Kasus itu bermula dari laporan masyarakat terkait dugaan pencurian kabel Telkom, Sabtu (27/6/2026) sekira pukul 01.35 WIB. Polisi kemudian melakukan penyelidikan dan mengamankan para pelaku.
Dalam menjalankan aksinya, para pelaku lebih dulu mencari titik keberadaan kabel bawah tanah menggunakan alat locator atau pendeteksi logam.
"Setelah lokasi dipastikan, mereka memasang traffic cone di sepanjang jalan untuk memberi kesan sedang melakukan pekerjaan resmi," jelasnya.

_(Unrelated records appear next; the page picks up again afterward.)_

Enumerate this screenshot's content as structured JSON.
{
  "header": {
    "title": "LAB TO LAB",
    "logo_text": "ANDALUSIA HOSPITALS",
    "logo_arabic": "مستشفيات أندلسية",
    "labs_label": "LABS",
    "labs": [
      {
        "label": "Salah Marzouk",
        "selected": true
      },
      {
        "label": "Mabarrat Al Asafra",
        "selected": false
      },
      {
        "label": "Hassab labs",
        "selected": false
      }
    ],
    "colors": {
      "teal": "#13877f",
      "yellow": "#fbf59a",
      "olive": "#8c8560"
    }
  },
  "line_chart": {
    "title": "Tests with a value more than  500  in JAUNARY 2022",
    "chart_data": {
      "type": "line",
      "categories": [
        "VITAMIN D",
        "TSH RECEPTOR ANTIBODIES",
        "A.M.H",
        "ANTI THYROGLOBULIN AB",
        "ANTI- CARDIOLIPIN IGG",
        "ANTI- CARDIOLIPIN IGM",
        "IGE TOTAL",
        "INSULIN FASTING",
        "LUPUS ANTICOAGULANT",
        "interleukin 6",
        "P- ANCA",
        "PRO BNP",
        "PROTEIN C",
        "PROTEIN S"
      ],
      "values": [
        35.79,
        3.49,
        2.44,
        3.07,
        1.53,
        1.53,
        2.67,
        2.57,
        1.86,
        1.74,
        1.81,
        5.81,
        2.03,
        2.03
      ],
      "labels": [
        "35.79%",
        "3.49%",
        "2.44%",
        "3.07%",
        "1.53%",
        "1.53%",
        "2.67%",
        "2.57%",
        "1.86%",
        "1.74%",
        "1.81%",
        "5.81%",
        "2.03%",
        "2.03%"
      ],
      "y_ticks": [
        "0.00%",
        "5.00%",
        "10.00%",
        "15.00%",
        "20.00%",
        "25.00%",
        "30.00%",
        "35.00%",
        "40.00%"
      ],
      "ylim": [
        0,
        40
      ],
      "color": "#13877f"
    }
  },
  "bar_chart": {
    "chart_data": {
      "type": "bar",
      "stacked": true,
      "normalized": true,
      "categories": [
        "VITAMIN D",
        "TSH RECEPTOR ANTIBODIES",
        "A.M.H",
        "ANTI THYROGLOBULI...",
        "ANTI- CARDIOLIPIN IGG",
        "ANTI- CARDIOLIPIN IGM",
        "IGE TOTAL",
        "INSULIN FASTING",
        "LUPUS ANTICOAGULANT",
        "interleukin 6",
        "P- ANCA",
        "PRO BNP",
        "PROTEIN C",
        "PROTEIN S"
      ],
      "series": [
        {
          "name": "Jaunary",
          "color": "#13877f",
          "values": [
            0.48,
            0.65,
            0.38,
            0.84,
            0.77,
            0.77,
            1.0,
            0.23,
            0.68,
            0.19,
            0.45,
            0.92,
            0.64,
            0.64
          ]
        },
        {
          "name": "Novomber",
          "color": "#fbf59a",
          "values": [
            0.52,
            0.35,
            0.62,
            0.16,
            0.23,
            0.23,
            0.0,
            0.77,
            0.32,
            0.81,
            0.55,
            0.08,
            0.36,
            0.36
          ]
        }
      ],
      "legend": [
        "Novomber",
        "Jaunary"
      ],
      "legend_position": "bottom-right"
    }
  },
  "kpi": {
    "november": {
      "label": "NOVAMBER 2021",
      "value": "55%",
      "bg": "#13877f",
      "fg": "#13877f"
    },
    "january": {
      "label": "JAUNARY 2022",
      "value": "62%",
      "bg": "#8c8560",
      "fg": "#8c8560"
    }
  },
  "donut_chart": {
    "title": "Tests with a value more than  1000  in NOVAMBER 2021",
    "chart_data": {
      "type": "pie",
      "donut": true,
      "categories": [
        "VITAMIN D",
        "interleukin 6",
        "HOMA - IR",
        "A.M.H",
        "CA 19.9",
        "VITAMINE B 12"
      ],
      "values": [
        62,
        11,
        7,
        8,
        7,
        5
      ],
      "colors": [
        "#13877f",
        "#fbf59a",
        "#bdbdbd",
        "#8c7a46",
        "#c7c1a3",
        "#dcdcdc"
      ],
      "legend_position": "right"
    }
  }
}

Selanjutnya, para pelaku membagi peran. Sebagian bertugas menggali tanah, lima orang mengatur arus lalu lintas, beberapa menjadi pengawas, sementara lainnya menarik kabel menggunakan truk setelah kedua ujung kabel dipotong. Setelah kabel berhasil diambil, lubang galian kembali ditutup agar jejak pencurian sulit diketahui.
Dari hasil pengungkapan, polisi menyita tiga truk colt diesel, tiga mobil, satu sepeda motor, satu bak truk berisi kabel tembaga, dua alat pencari kabel (locator), satu genset, satu jack hammer, 15 traffic cone, 20 cangkul serta sekira dua ton kabel tembaga.
Berdasarkan hasil penyidikan, komplotan tersebut memiliki pembagian tugas yang rapi.
Terkait nilai kerugian yang dialami Telkom, Indra menyebut hingga kini masih dalam proses penghitungan oleh pihak perusahaan.
"Kerugiannya masih dihitung oleh pihak Telkom," ujarnya.